1 files changed, 42 insertions, 66 deletions

diff --git a/system/doc/efficiency_guide/myths.xml b/system/doc/efficiency_guide/myths.xml
index 5d3ad78b23..778cd06c09 100644
--- a/system/doc/efficiency_guide/myths.xml
+++ b/system/doc/efficiency_guide/myths.xml
@@ -24,7 +24,7 @@
   The Initial Developer of the Original Code is Ericsson AB.
     </legalnotice>
 
-    <title>The Eight Myths of Erlang Performance</title>
+    <title>The Seven Myths of Erlang Performance</title>
     <prepared>Bjorn Gustavsson</prepared>
     <docno></docno>
     <date>2007-11-10</date>
@@ -35,80 +35,33 @@
   <marker id="myths"></marker>
   <p>Some truths seem to live on well beyond their best-before date,
   perhaps because "information" spreads faster from person-to-person
-  than a single release note that says, for example, that funs
-  have become faster.</p>
+  than a single release note that says, for example, that body-recursive
+  calls have become faster.</p>
 
   <p>This section tries to kill the old truths (or semi-truths) that have
   become myths.</p>
 
   <section>
-    <title>Myth: Funs are Slow</title>
-    <p>Funs used to be very slow, slower than <c>apply/3</c>.
-    Originally, funs were implemented using nothing more than
-    compiler trickery, ordinary tuples, <c>apply/3</c>, and a great
-    deal of ingenuity.</p>
-
-    <p>But that is history. Funs was given its own data type
-    in R6B and was further optimized in R7B.
-    Now the cost for a fun call falls roughly between the cost for a call
-    to a local function and <c>apply/3</c>.</p>
-  </section>
-
-  <section>
-    <title>Myth: List Comprehensions are Slow</title>
-
-    <p>List comprehensions used to be implemented using funs, and in the
-    old days funs were indeed slow.</p>
-
-    <p>Nowadays, the compiler rewrites list comprehensions into an ordinary
-    recursive function. Using a tail-recursive function with
-    a reverse at the end would be still faster. Or would it?
-    That leads us to the next myth.</p>
-  </section>
-
-  <section>
     <title>Myth: Tail-Recursive Functions are Much Faster
     Than Recursive Functions</title>
 
     <p><marker id="tail_recursive"></marker>According to the myth,
-    recursive functions leave references
-    to dead terms on the stack and the garbage collector has to copy
-    all those dead terms, while tail-recursive functions immediately
-    discard those terms.</p>
-
-    <p>That used to be true before R7B. In R7B, the compiler started
-    to generate code that overwrites references to terms that will never
-    be used with an empty list, so that the garbage collector would not
-    keep dead values any longer than necessary.</p>
-
-    <p>Even after that optimization, a tail-recursive function is
-    still most of the times faster than a body-recursive function.

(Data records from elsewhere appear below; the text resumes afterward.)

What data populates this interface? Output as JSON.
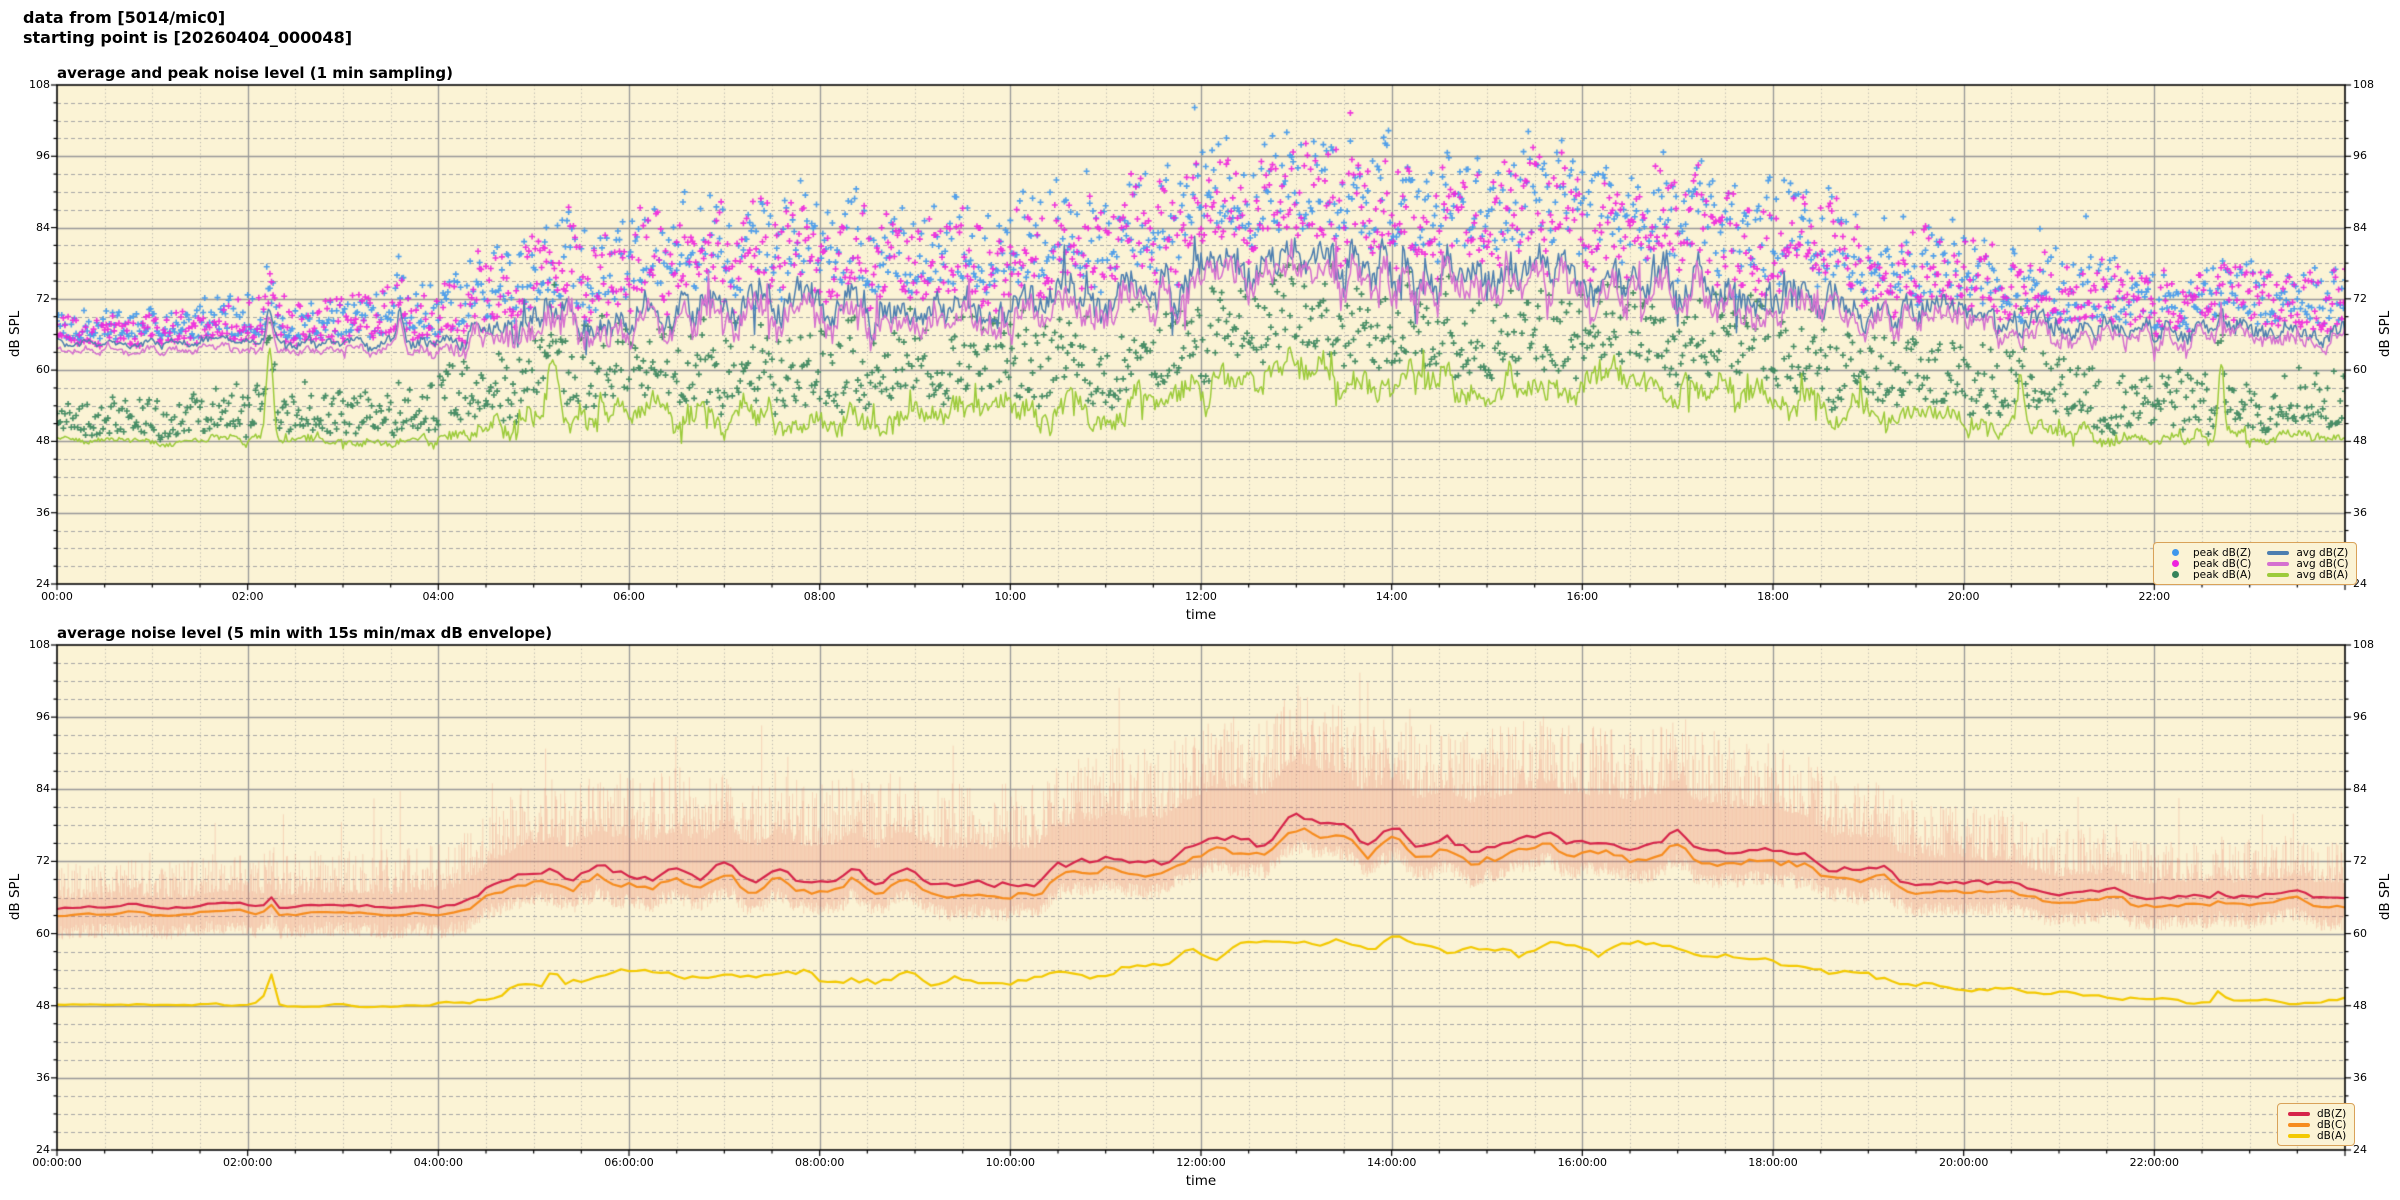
{
  "header": {
    "line1": "data from [5014/mic0]",
    "line2": "starting point is [20260404_000048]"
  },
  "colors": {
    "page_bg": "#ffffff",
    "plot_bg": "#fbf3d5",
    "grid_major": "#999999",
    "grid_minor_h": "#a6a6a6",
    "grid_minor_v": "#bdbab0",
    "spine": "#000000",
    "legend_bg": "#fbf3d5",
    "legend_border": "#d9a259"
  },
  "seed": 20260404,
  "chart_data": [
    {
      "type": "line+scatter",
      "title": "average and peak noise level (1 min sampling)",
      "xlabel": "time",
      "ylabel_left": "dB SPL",
      "ylabel_right": "dB SPL",
      "ylim": [
        24,
        108
      ],
      "yticks": [
        108,
        96,
        84,
        72,
        60,
        48,
        36,
        24
      ],
      "y_minor_step": 3,
      "xlim_hours": [
        0,
        24
      ],
      "xtick_hours": [
        0,
        2,
        4,
        6,
        8,
        10,
        12,
        14,
        16,
        18,
        20,
        22
      ],
      "xtick_labels": [
        "00:00",
        "02:00",
        "04:00",
        "06:00",
        "08:00",
        "10:00",
        "12:00",
        "14:00",
        "16:00",
        "18:00",
        "20:00",
        "22:00"
      ],
      "x_minor_hours": 0.5,
      "sampling_minutes": 1,
      "series": [
        {
          "name": "avg dB(Z)",
          "key": "Z",
          "color": "#4d7fb0",
          "noise_key": "zc",
          "line_width": 1.5,
          "trend_by_hour": [
            64.5,
            64.5,
            64.7,
            64.5,
            64.8,
            69,
            70.5,
            70,
            70,
            69.5,
            69.5,
            71,
            75,
            77.5,
            76.5,
            75.5,
            76,
            75.5,
            73,
            70.5,
            68.5,
            67,
            66.5,
            66.5,
            66.5
          ],
          "noise_amp_by_hour": [
            0.8,
            0.8,
            1.2,
            1.0,
            1.6,
            4.0,
            4.0,
            4.0,
            4.0,
            4.0,
            4.0,
            4.5,
            4.5,
            4.5,
            4.5,
            4.5,
            4.5,
            4.5,
            4.0,
            3.5,
            3.0,
            2.5,
            2.0,
            2.0,
            2.0
          ]
        },
        {
          "name": "avg dB(C)",
          "key": "C",
          "color": "#d570d0",
          "noise_key": "zc",
          "line_width": 1.5,
          "trend_by_hour": [
            63.3,
            63.3,
            63.5,
            63.3,
            63.5,
            67.4,
            68.7,
            68.2,
            68.2,
            67.7,
            67.7,
            69.2,
            73.0,
            75.5,
            74.5,
            73.5,
            74.0,
            73.5,
            71.2,
            68.9,
            67.0,
            65.6,
            65.2,
            65.2,
            65.2
          ],
          "noise_amp_by_hour": [
            0.8,
            0.8,
            1.2,
            1.0,
            1.6,
            4.0,
            4.0,
            4.0,
            4.0,
            4.0,
            4.0,
            4.5,
            4.5,
            4.5,
            4.5,
            4.5,
            4.5,
            4.5,
            4.0,
            3.5,
            3.0,
            2.5,
            2.0,
            2.0,
            2.0
          ]
        },
        {
          "name": "avg dB(A)",
          "key": "A",
          "color": "#9ccb3a",
          "noise_key": "a",
          "line_width": 1.5,
          "trend_by_hour": [
            48.0,
            48.0,
            48.3,
            48.0,
            48.2,
            51.5,
            53.0,
            52.5,
            52.5,
            52.5,
            52.5,
            53.5,
            56.5,
            59.5,
            58.0,
            57.0,
            57.5,
            57.0,
            54.5,
            52.5,
            51.0,
            49.5,
            48.7,
            48.7,
            48.7
          ],
          "noise_amp_by_hour": [
            0.7,
            0.7,
            1.0,
            0.8,
            1.3,
            3.0,
            3.0,
            3.0,
            3.0,
            3.0,
            3.0,
            3.5,
            3.5,
            4.0,
            3.5,
            3.5,
            3.5,
            3.5,
            3.0,
            2.5,
            2.0,
            1.8,
            1.5,
            1.5,
            1.5
          ]
        }
      ],
      "scatter": [
        {
          "name": "peak dB(Z)",
          "key": "Z",
          "color": "#3f97ec",
          "base": "avg dB(Z)",
          "shift": 0,
          "offset_by_hour": [
            1.8,
            1.8,
            2.2,
            2.2,
            3.0,
            6.0,
            8.0,
            8.0,
            8.0,
            8.0,
            8.0,
            9.0,
            11.0,
            12.0,
            11.0,
            11.0,
            11.0,
            11.0,
            9.0,
            7.0,
            5.0,
            4.0,
            3.5,
            3.5,
            3.5
          ],
          "spread_by_hour": [
            3.0,
            3.0,
            5.0,
            5.0,
            6.0,
            8.0,
            9.0,
            9.0,
            9.0,
            9.0,
            9.0,
            9.0,
            9.0,
            9.0,
            9.0,
            9.0,
            9.0,
            9.0,
            9.0,
            8.0,
            7.0,
            7.0,
            6.0,
            6.0,
            6.0
          ]
        },
        {
          "name": "peak dB(C)",
          "key": "C",
          "color": "#ee22dd",
          "base": "avg dB(C)",
          "shift": 0.3,
          "offset_by_hour": [
            1.8,
            1.8,
            2.2,
            2.2,
            3.0,
            6.0,
            8.0,
            8.0,
            8.0,
            8.0,
            8.0,
            9.0,
            11.0,
            12.0,
            11.0,
            11.0,
            11.0,
            11.0,
            9.0,
            7.0,
            5.0,
            4.0,
            3.5,
            3.5,
            3.5
          ],
          "spread_by_hour": [
            3.0,
            3.0,
            5.0,
            5.0,
            6.0,
            8.0,
            9.0,
            9.0,
            9.0,
            9.0,
            9.0,
            9.0,
            9.0,
            9.0,
            9.0,
            9.0,
            9.0,
            9.0,
            9.0,
            8.0,
            7.0,
            7.0,
            6.0,
            6.0,
            6.0
          ]
        },
        {
          "name": "peak dB(A)",
          "key": "A",
          "color": "#35835a",
          "base": "avg dB(A)",
          "shift": 0,
          "offset_by_hour": [
            2.0,
            2.0,
            3.0,
            3.0,
            3.5,
            5.0,
            6.0,
            6.0,
            6.0,
            6.0,
            6.0,
            6.5,
            7.0,
            8.0,
            7.0,
            7.0,
            7.0,
            7.0,
            6.0,
            5.0,
            4.5,
            4.0,
            3.5,
            3.5,
            3.5
          ],
          "spread_by_hour": [
            4.0,
            4.0,
            5.0,
            5.0,
            6.0,
            7.0,
            8.0,
            8.0,
            8.0,
            8.0,
            8.0,
            8.0,
            8.0,
            8.0,
            8.0,
            8.0,
            8.0,
            8.0,
            8.0,
            7.0,
            7.0,
            7.0,
            6.0,
            6.0,
            6.0
          ]
        }
      ],
      "events": [
        {
          "hour": 2.23,
          "width": 0.05,
          "amp": {
            "Z": 6,
            "C": 6,
            "A": 16
          }
        },
        {
          "hour": 3.6,
          "width": 0.04,
          "amp": {
            "Z": 5,
            "C": 5
          }
        },
        {
          "hour": 5.2,
          "width": 0.06,
          "amp": {
            "A": 9
          }
        },
        {
          "hour": 20.6,
          "width": 0.05,
          "amp": {
            "A": 8
          }
        },
        {
          "hour": 22.7,
          "width": 0.04,
          "amp": {
            "Z": 4,
            "C": 4,
            "A": 12
          }
        }
      ],
      "legend": {
        "col1": [
          "peak dB(Z)",
          "peak dB(C)",
          "peak dB(A)"
        ],
        "col2": [
          "avg dB(Z)",
          "avg dB(C)",
          "avg dB(A)"
        ]
      }
    },
    {
      "type": "line+envelope",
      "title": "average noise level (5 min with 15s min/max dB envelope)",
      "xlabel": "time",
      "ylabel_left": "dB SPL",
      "ylabel_right": "dB SPL",
      "ylim": [
        24,
        108
      ],
      "yticks": [
        108,
        96,
        84,
        72,
        60,
        48,
        36,
        24
      ],
      "y_minor_step": 3,
      "xlim_hours": [
        0,
        24
      ],
      "xtick_hours": [
        0,
        2,
        4,
        6,
        8,
        10,
        12,
        14,
        16,
        18,
        20,
        22
      ],
      "xtick_labels": [
        "00:00:00",
        "02:00:00",
        "04:00:00",
        "06:00:00",
        "08:00:00",
        "10:00:00",
        "12:00:00",
        "14:00:00",
        "16:00:00",
        "18:00:00",
        "20:00:00",
        "22:00:00"
      ],
      "x_minor_hours": 0.5,
      "sampling_minutes": 5,
      "series": [
        {
          "name": "dB(Z)",
          "key": "Z",
          "color": "#d6244a",
          "noise_key": "zc",
          "line_width": 2.2,
          "trend_by_hour": [
            64.5,
            64.5,
            64.7,
            64.5,
            64.8,
            69,
            70.5,
            70,
            70,
            69.5,
            69.5,
            71,
            75,
            77.5,
            76.5,
            75.5,
            76,
            75.5,
            73,
            70.5,
            68.5,
            67,
            66.5,
            66.5,
            66.5
          ],
          "noise_amp_by_hour": [
            0.5,
            0.5,
            0.6,
            0.5,
            0.8,
            1.8,
            2.0,
            2.0,
            2.0,
            2.0,
            2.0,
            2.2,
            2.2,
            2.5,
            2.2,
            2.2,
            2.2,
            2.2,
            2.0,
            1.8,
            1.5,
            1.2,
            1.0,
            1.0,
            1.0
          ]
        },
        {
          "name": "dB(C)",
          "key": "C",
          "color": "#f68c1e",
          "noise_key": "zc",
          "line_width": 2.2,
          "trend_by_hour": [
            63.3,
            63.3,
            63.5,
            63.3,
            63.5,
            67.4,
            68.7,
            68.2,
            68.2,
            67.7,
            67.7,
            69.2,
            73.0,
            75.5,
            74.5,
            73.5,
            74.0,
            73.5,
            71.2,
            68.9,
            67.0,
            65.6,
            65.2,
            65.2,
            65.2
          ],
          "noise_amp_by_hour": [
            0.5,
            0.5,
            0.6,
            0.5,
            0.8,
            1.8,
            2.0,
            2.0,
            2.0,
            2.0,
            2.0,
            2.2,
            2.2,
            2.5,
            2.2,
            2.2,
            2.2,
            2.2,
            2.0,
            1.8,
            1.5,
            1.2,
            1.0,
            1.0,
            1.0
          ]
        },
        {
          "name": "dB(A)",
          "key": "A",
          "color": "#f3c900",
          "noise_key": "a",
          "line_width": 2.2,
          "trend_by_hour": [
            48.0,
            48.0,
            48.3,
            48.0,
            48.2,
            51.5,
            53.0,
            52.5,
            52.5,
            52.5,
            52.5,
            53.5,
            56.5,
            59.5,
            58.0,
            57.0,
            57.5,
            57.0,
            54.5,
            52.5,
            51.0,
            49.5,
            48.7,
            48.7,
            48.7
          ],
          "noise_amp_by_hour": [
            0.4,
            0.4,
            0.5,
            0.4,
            0.6,
            1.5,
            1.6,
            1.6,
            1.6,
            1.6,
            1.6,
            1.8,
            1.8,
            2.0,
            1.8,
            1.8,
            1.8,
            1.8,
            1.6,
            1.4,
            1.2,
            1.0,
            0.8,
            0.8,
            0.8
          ]
        }
      ],
      "envelope": {
        "color": "#e97660",
        "alpha": 0.3,
        "stroke_seconds": 30,
        "up_base_by_hour": [
          1.5,
          1.5,
          2.0,
          2.0,
          2.5,
          5.0,
          6.0,
          6.0,
          6.0,
          6.0,
          6.0,
          7.0,
          8.0,
          9.0,
          8.0,
          8.0,
          8.0,
          8.0,
          7.0,
          5.0,
          4.0,
          3.0,
          2.5,
          2.5,
          2.5
        ],
        "up_range_by_hour": [
          6.0,
          6.0,
          7.0,
          7.0,
          8.0,
          10,
          11,
          11,
          11,
          11,
          11,
          12,
          12,
          12,
          12,
          12,
          12,
          12,
          11,
          10,
          9,
          8,
          7,
          7,
          7
        ],
        "down_base": 1.5,
        "down_range": 2.5
      },
      "events": [
        {
          "hour": 2.23,
          "width": 0.05,
          "amp": {
            "Z": 6,
            "C": 6,
            "A": 16
          }
        },
        {
          "hour": 5.2,
          "width": 0.06,
          "amp": {
            "A": 9
          }
        },
        {
          "hour": 22.7,
          "width": 0.04,
          "amp": {
            "Z": 4,
            "C": 4,
            "A": 12
          }
        }
      ],
      "legend": {
        "items": [
          "dB(Z)",
          "dB(C)",
          "dB(A)"
        ]
      }
    }
  ]
}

Why?</p>
-
-    <p>It has to do with how many words of stack that are used in each
-    recursive call. In most cases, a recursive function uses more words
-    on the stack for each recursion than the number of words a tail-recursive
-    would allocate on the heap. As more memory is used, the garbage
-    collector is invoked more frequently, and it has more work traversing
-    the stack.</p>
-
-    <p>In R12B and later releases, there is an optimization that
-    in many cases reduces the number of words used on the stack in
-    body-recursive calls. A body-recursive list function and a
-    tail-recursive function that calls <seealso
-    marker="stdlib:lists#reverse/1">lists:reverse/1</seealso> at
-    the end will use the same amount of memory.
-    <c>lists:map/2</c>, <c>lists:filter/2</c>, list comprehensions,
-    and many other recursive functions now use the same amount of space
-    as their tail-recursive equivalents.</p>
-
-    <p>So, which is faster?
-    It depends. On Solaris/Sparc, the body-recursive function seems to
-    be slightly faster, even for lists with a lot of elements. On the x86
-    architecture, tail-recursion was up to about 30% faster.</p>
-
-    <p>So, the choice is now mostly a matter of taste. If you really do need
-    the utmost speed, you must <em>measure</em>. You can no longer be
-    sure that the tail-recursive list function always is the fastest.</p>
+    using a tail-recursive function that builds a list in reverse
+    followed by a call to <c>lists:reverse/1</c> is faster than
+    a body-recursive function that builds the list in correct order;
+    the reason being that body-recursive functions use more memory than
+    tail-recursive functions.</p>
+
+    <p>That was true to some extent before R12B. It was even more true
+    before R7B. Today, not so much. A body-recursive function
+    generally uses the same amount of memory as a tail-recursive
+    function. It is generally not possible to predict whether the
+    tail-recursive or the body-recursive version will be
+    faster. Therefore, use the version that makes your code cleaner
+    (hint: it is usually the body-recursive version).</p>
+
+    <p>For a more thorough discussion about tail and body recursion,
+    see <url href="http://ferd.ca/erlang-s-tail-recursion-is-not-a-silver-bullet.html">Erlang's Tail Recursion is Not a Silver Bullet</url>.</p>
 
     <note><p>A tail-recursive function that does not need to reverse the
     list at the end is faster than a body-recursive function,
@@ -199,6 +152,29 @@ vanilla_reverse([], Acc) ->
 
     <p>That was once true, but from R6B the BEAM compiler can see
     that a variable is not used.</p>
+
+    <p>Similarly, trivial transformations on the source-code level
+    such as converting a <c>case</c> statement to clauses at the
+    top-level of the function seldom makes any difference to the
+    generated code.</p>
+  </section>
+
+  <section>
+    <title>Myth: A NIF Always Speeds Up Your Program</title>
+
+    <p>Rewriting Erlang code to a NIF to make it faster should be
+    seen as a last resort. It is only guaranteed to be dangerous,
+    but not guaranteed to speed up the program.</p>
+
+    <p>Doing too much work in each NIF call will
+    <seealso marker="erts:erl_nif#WARNING">degrade responsiveness
+    of the VM</seealso>. Doing too little work may mean that
+    the gain of the faster processing in the NIF is eaten up by
+    the overhead of calling the NIF and checking the arguments.</p>
+
+    <p>Be sure to read about
+    <seealso marker="erts:erl_nif#lengthy_work">Long-running NIFs</seealso>
+    before writing a NIF.</p>
   </section>
 </chapter>